Effect of 147B5 and its complexes with streptavidin at various ratios on EphA2 receptor degradation. (a) Western blot study of BxPC3 pancreatic cancer cells treated (1 h) with ephrinA1-Fc, EphA2 agents 135H12 (135H11 synthetic dimer; tested at 50 nM and 200 nM monomer concentration), and 147B5 (50 nM to 200 nM) and its scrambled version (200 nM) (Table 1), tested in the absence and presence of streptavidin (50 nM), as indicated and for 1 h. Anti-EphA2 blot indicates that the positive-control ephrinA1-Fc (22 nM monomer) treatment led to nearly complete degradation of the EphA2 receptor, similar to (147B5)_n-streptavidin when n = 2, 3 or 4 (hence at 100 nM, 150 nM, or 200 nM 147B5 concentration in the presence of 50 nM streptavidin), but not when n = 1. (b) Densitometry analysis based on duplicate measurements of band intensities relative to the bands of DMSO-treated cells. * p ≤ 0.05, as determined by a one-way analysis of variance using Dunnett post-test analysis.

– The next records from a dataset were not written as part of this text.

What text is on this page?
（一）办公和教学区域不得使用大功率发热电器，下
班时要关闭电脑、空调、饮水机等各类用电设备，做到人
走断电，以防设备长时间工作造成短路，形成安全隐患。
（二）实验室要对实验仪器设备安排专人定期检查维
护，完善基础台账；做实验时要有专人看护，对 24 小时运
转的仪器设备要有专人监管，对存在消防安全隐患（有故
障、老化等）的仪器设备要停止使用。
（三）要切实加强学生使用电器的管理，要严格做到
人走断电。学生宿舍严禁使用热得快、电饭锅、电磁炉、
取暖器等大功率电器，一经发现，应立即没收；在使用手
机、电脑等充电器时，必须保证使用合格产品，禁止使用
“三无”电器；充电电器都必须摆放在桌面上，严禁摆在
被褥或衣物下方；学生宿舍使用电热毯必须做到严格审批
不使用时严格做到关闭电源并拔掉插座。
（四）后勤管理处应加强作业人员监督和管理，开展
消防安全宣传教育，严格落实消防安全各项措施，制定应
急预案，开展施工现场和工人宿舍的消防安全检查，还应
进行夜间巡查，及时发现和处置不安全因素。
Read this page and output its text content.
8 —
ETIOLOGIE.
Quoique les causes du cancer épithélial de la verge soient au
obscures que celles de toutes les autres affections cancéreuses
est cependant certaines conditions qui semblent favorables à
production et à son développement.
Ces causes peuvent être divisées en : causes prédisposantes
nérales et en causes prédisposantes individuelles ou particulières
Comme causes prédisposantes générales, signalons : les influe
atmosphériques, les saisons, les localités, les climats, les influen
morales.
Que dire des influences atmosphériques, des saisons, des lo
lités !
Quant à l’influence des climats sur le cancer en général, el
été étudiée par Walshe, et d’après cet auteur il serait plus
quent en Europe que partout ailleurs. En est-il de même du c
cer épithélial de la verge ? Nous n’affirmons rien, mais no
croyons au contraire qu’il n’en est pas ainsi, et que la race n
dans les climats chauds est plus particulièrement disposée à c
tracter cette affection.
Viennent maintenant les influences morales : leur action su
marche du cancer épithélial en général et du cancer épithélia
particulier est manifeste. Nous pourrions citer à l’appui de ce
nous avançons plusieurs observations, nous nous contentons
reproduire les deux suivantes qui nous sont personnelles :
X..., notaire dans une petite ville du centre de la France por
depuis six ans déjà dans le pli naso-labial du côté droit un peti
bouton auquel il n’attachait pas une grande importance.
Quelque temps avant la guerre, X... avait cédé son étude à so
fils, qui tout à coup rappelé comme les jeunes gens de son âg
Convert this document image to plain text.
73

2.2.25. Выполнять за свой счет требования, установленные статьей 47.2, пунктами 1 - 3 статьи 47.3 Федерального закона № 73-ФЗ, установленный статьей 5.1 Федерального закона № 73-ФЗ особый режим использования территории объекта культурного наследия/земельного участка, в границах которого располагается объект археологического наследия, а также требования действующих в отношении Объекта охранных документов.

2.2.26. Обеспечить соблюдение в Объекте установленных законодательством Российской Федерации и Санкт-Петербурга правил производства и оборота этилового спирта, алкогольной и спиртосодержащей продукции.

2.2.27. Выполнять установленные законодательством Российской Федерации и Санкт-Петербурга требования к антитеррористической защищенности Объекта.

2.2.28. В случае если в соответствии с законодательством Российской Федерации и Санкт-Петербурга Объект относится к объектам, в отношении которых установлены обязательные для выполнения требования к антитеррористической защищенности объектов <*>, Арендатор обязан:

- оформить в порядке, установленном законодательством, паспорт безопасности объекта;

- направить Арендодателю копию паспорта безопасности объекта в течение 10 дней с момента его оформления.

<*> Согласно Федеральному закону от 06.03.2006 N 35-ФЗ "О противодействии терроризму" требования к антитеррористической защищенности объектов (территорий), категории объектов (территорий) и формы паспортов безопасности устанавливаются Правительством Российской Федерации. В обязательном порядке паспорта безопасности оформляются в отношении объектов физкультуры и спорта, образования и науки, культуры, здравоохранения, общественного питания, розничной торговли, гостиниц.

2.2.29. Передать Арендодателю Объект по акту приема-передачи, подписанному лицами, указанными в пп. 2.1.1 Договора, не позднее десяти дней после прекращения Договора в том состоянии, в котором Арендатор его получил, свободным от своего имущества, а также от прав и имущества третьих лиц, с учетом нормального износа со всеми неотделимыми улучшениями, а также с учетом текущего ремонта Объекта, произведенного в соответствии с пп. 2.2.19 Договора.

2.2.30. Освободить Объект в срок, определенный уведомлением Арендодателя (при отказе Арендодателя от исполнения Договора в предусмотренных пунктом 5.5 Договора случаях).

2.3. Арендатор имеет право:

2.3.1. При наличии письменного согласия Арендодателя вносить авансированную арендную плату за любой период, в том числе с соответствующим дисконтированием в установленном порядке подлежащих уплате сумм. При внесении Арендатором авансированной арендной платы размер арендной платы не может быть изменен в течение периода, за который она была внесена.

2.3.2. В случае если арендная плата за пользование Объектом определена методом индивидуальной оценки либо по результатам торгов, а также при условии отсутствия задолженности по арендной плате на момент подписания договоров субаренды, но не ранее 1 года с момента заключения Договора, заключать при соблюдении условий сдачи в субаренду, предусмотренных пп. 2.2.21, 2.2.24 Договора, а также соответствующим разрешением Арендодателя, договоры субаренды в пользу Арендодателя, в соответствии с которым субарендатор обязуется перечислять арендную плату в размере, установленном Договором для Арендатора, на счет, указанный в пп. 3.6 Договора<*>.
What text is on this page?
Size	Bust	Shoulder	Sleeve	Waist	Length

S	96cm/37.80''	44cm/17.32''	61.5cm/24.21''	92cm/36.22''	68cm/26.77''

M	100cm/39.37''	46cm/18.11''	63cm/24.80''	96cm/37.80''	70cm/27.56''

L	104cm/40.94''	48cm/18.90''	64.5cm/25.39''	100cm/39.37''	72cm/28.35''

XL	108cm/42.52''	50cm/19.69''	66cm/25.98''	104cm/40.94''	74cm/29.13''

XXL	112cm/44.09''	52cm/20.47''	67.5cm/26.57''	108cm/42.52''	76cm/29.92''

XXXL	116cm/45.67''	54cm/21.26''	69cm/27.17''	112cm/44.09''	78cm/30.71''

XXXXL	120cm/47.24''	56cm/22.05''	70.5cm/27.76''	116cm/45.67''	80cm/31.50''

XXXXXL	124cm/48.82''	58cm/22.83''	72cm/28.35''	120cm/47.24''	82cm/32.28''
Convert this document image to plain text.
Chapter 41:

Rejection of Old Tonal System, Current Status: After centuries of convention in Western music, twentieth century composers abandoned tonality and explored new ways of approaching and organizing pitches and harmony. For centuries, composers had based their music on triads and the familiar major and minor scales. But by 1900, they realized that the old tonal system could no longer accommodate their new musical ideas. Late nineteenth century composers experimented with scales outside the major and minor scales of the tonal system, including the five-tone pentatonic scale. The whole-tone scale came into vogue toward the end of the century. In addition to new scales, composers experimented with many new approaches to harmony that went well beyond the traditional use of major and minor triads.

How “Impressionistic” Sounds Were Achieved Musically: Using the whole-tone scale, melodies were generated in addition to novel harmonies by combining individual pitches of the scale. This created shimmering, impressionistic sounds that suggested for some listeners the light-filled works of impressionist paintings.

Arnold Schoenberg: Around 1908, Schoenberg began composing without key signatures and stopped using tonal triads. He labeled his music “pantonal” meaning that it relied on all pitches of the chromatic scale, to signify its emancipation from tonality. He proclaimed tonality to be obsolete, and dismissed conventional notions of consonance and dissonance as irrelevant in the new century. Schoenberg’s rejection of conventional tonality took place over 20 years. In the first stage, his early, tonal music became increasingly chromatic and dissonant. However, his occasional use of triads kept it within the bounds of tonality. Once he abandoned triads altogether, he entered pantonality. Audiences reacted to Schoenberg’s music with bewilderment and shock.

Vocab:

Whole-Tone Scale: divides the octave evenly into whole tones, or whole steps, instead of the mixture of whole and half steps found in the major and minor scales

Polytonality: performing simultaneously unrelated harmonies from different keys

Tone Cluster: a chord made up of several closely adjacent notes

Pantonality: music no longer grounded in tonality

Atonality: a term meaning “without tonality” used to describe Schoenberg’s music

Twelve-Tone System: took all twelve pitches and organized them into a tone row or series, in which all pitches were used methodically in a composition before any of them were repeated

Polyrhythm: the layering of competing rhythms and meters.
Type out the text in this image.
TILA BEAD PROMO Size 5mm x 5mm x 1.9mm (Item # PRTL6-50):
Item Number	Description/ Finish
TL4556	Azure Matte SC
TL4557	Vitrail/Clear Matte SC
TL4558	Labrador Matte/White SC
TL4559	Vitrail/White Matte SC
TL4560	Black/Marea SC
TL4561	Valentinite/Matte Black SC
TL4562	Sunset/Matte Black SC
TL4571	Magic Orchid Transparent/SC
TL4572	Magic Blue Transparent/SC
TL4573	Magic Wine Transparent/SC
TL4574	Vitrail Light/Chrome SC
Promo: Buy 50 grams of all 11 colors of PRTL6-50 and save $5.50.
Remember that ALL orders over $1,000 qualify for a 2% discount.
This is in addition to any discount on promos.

Uncropped images for the WB are available as supplementary materials.

Figure 5

(147B5)₄-streptavidin-AF accumulates in breast cancer. (a) Mice harboring orthotopic human breast cancer MDA-MB-231-GFP (white circles) were treated with either (147B5)₄-streptavidin-AF or its control (scrambled-147B5)₄-streptavidin-AF (100 μL, via tail vein, 10 mg/kg) and images were taken at various time points. (b) images for the resected tumors from the experiment in (a).

Figure 6

(147B5)₄-streptavidin-AF accumulates in pancreatic cancer. Mice harboring orthotopic human pancreatic cancer BxPC3-GFP (white arrows) were treated with either (147B5)₄-streptavidin-AF or its control (scrambled-147B5)₄-streptavidin-AF (100 μL, via tail vein, 10 mg/kg) and images were taken at various time points.